Whey2Big4u Posted February 23, 2008 Posted February 23, 2008 alright so to update everyone........ I may have been wrong about my ex being with other guys when we were together. I have been slowly getting in contact with some of our common friends...... well. i sent her a birhtday card and she called me to thank me we talked for 15 minutes. i emailed her afterwards and asked if we could meet to just catch up. she said no she has no reason to and does not want to and that we are not friends........and she doesnt want any communication unless shes under "circumstances beyond her control" I spoke with one of our friends, he had gone to her birthday party (same place i threw her one for the past two years, i never had a party thrown for me, buts thats besides the piont) He said that shes not over me yet......and still cant get over that she hurt me the way she did, and a guy that she invited to the party whom she is "intersted" in looks exactly like me......also some other guys shes been with, ive seen pics, looks like me too. wierd. he also says that it seems that shes looking for a relationship.....as if ours was so bad, when she was the one who initiated the negagment and wedding...and its only been 5 months since we split He asked me if i think we could be friends and i said of course, he said that she either wants me in her life or doesnt, shes that kinda person. he said that she is either going through or has gone through something but he doesnt know. she is hangin out with these new people that i dont like, and she has become something that is not her and my friends agreed. He thinks that her "friends" are feeding into her insecurities. well my question is......could she still want me? just confused? or stubborn? FYI, im over her, and im not waiting for her, and i havent been , but if in the future she comes around and if im still single and wanting....who knows.

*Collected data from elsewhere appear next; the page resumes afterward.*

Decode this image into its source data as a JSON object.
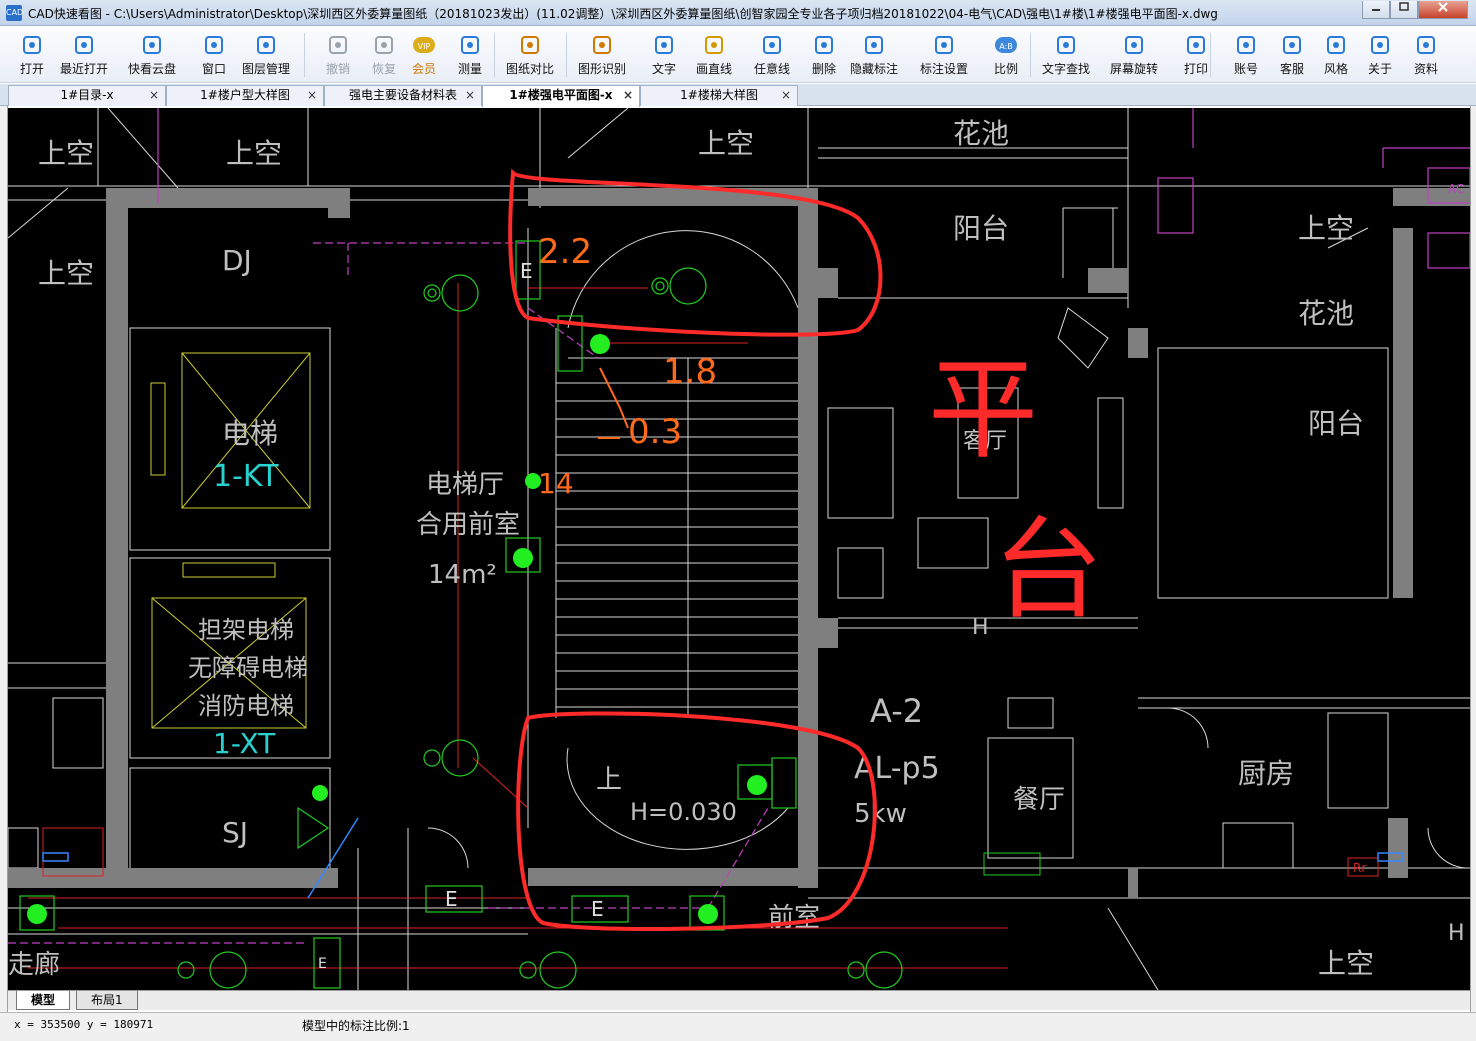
{
  "window": {
    "title": "CAD快速看图 - C:\\Users\\Administrator\\Desktop\\深圳西区外委算量图纸（20181023发出）(11.02调整）\\深圳西区外委算量图纸\\创智家园全专业各子项归档20181022\\04-电气\\CAD\\强电\\1#楼\\1#楼强电平面图-x.dwg",
    "icon_text": "CAD",
    "minimize_icon": "minimize-icon",
    "maximize_icon": "maximize-icon",
    "close_icon": "close-icon"
  },
  "toolbar": {
    "items": [
      {
        "label": "打开",
        "icon": "folder-open-icon"
      },
      {
        "label": "最近打开",
        "icon": "recent-clock-icon"
      },
      {
        "label": "快看云盘",
        "icon": "cloud-icon"
      },
      {
        "label": "窗口",
        "icon": "window-fit-icon"
      },
      {
        "label": "图层管理",
        "icon": "layers-icon"
      },
      {
        "label": "撤销",
        "icon": "undo-icon",
        "disabled": true
      },
      {
        "label": "恢复",
        "icon": "redo-icon",
        "disabled": true
      },
      {
        "label": "会员",
        "icon": "vip-icon",
        "highlight": true,
        "badge": "VIP"
      },
      {
        "label": "测量",
        "icon": "ruler-icon"
      },
      {
        "label": "图纸对比",
        "icon": "compare-icon"
      },
      {
        "label": "图形识别",
        "icon": "shape-recognize-icon"
      },
      {
        "label": "文字",
        "icon": "text-icon"
      },
      {
        "label": "画直线",
        "icon": "line-icon"
      },
      {
        "label": "任意线",
        "icon": "freehand-pen-icon"
      },
      {
        "label": "删除",
        "icon": "eraser-icon"
      },
      {
        "label": "隐藏标注",
        "icon": "hide-eye-icon"
      },
      {
        "label": "标注设置",
        "icon": "annotation-settings-icon"
      },
      {
        "label": "比例",
        "icon": "scale-icon",
        "badge": "A:B"
      },
      {
        "label": "文字查找",
        "icon": "text-search-icon"
      },
      {
        "label": "屏幕旋转",
        "icon": "rotate-screen-icon"
      },
      {
        "label": "打印",
        "icon": "printer-icon"
      },
      {
        "label": "账号",
        "icon": "user-icon"
      },
      {
        "label": "客服",
        "icon": "headset-icon"
      },
      {
        "label": "风格",
        "icon": "style-icon"
      },
      {
        "label": "关于",
        "icon": "info-icon"
      },
      {
        "label": "资料",
        "icon": "book-icon"
      }
    ]
  },
  "tabs": [
    {
      "label": "1#目录-x",
      "active": false
    },
    {
      "label": "1#楼户型大样图",
      "active": false
    },
    {
      "label": "强电主要设备材料表",
      "active": false
    },
    {
      "label": "1#楼强电平面图-x",
      "active": true
    },
    {
      "label": "1#楼梯大样图",
      "active": false
    }
  ],
  "tab_close_glyph": "×",
  "drawing": {
    "labels": {
      "shangkong": "上空",
      "huachi": "花池",
      "yangtai": "阳台",
      "dj": "DJ",
      "dianti": "电梯",
      "kt": "1-KT",
      "danjia1": "担架电梯",
      "danjia2": "无障碍电梯",
      "danjia3": "消防电梯",
      "xt": "1-XT",
      "sj": "SJ",
      "hall1": "电梯厅",
      "hall2": "合用前室",
      "hall3": "14m²",
      "e": "E",
      "shang": "上",
      "elev": "H=0.030",
      "a2": "A-2",
      "alp5": "AL-p5",
      "kw": "5kw",
      "canting": "餐厅",
      "chufang": "厨房",
      "qianshi": "前室",
      "zoulang": "走廊",
      "h": "H",
      "ac": "AC",
      "rr": "Rr",
      "keting": "客厅",
      "ann_22": "2.2",
      "ann_18": "1.8",
      "ann_03": "0.3",
      "ann_14": "14",
      "hw_ping": "平",
      "hw_tai": "台"
    }
  },
  "layouts": [
    {
      "label": "模型",
      "active": true
    },
    {
      "label": "布局1",
      "active": false
    }
  ],
  "status": {
    "coords": "x = 353500 y = 180971",
    "scale": "模型中的标注比例:1"
  }
}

g1976b Posted February 24, 2008 Posted February 24, 2008 Sorry, man. My gut tells me no...at this point she probably doesn't want you back. I'm in a very similar situation but I know she's hanging around/dating other guys and she has made it perfectly clear that she does not want to be in a relationship with me "right now". Now I obviously don't know how similar your situation is to mine, but my ex-GF has consistently been qualifying the "NO" with "maybe in 6 months or a year". Who knows what that means? Do they just need time? Are they trying to be kind or keep us somewhat on the line? No idea. Don't get me wrong, I honestly still have accepted my situation yet, but logically I understand that it's over for now and I have to move on. I need to get a little angry and start taking care of myself. I suggest the same things for you. If it comes back around...great. But as she is making poor choices and rebelling against the past (mine is doing the exact same thing) you need to work on yourself and make yourself a better person. I'm hurting really bad. That said, I'm determined to have SOMETHING good come of this. Good luck.
Author Whey2Big4u Posted February 25, 2008 Author Posted February 25, 2008 does feel like im on a string....on the back burner sometimes Its just wierd how she treats me now, like i used to beat teh **** out of her and called her names. (which is FAR FROM THE TRUTH) We had a wonderful relationship, up until the day she broke it off. She too also mentioned the whole year thing...wonder what that means... she kept saying at the beginning about her cousin. him and his wife now split for a year and found eachother again while living in different countries. And he was engaged to another women.